Software Engineering Interviews
I’ve been speaking with a number of friends regarding this topic lately, and felt like sharing my opinion on the matter.
A friend pointed me to Steve Yegge’s phone screen post and I agree that it’s a great list of topics and questions to weed people out over the phone. My single biggest take away from this post however is not the interview content, but the point Steve makes several times. You’re looking for a TOTAL VACUUM in any particular area, not someones ability to answer these questions perfectly semantically and syntactically over the phone. Interviewees are nervous, it’s not easy to answer technical questions over the phone regardless, and the whole point is to quickly pass/fail people so you spend more time on the right candidates. I’ve given and received a number of phone screens and in person interviews over the years, and there’s always been too much focus on the specifics, even with these kinds of questions. If a candidate shows the appropriate knowledge generally, has a strong history by some provable metric (I’m fond of portfolios with public code), and has historically been increasingly monetarily rewarded in their profession year after year, they’re probably a pretty good technical fit. At that point, the focus should be more on the cultural and team fit in my opinion.

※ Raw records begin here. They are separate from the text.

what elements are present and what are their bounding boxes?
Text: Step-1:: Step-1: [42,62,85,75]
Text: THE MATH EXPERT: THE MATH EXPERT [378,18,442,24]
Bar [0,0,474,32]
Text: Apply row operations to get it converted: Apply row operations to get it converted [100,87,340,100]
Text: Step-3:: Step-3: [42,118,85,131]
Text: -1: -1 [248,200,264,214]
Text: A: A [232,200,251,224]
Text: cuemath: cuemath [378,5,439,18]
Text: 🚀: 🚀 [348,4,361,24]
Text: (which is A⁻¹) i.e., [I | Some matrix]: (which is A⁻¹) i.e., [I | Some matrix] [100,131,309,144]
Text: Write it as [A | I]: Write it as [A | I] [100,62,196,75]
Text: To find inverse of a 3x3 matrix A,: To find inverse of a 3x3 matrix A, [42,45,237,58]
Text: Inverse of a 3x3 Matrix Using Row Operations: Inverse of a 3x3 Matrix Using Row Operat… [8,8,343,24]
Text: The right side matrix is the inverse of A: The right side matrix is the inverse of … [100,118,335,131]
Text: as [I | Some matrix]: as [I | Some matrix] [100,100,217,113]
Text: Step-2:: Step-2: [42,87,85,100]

In my opinion, if during a phone screen a candidate has a general idea or approach that shows the requisite knowledge devoid of said vacuum, MOVE ON to your next question, or pass the candidate to the next stage. You’re not learning anything valuable about them by continuing to grill them on some specific question, which is usually a pointless computer science exercise anyway. This has no bearing on their ability to actually do their job. It only shows they can play the game and cram CS knowledge in their brain in the exact way our industry is so fond of interviewing for.
Software industry, there are good ways of weeding people out for certain, but remember the purpose. For the love of the bit gods, stop interviewing people and placing such high value on things that can be googled in 5s or less.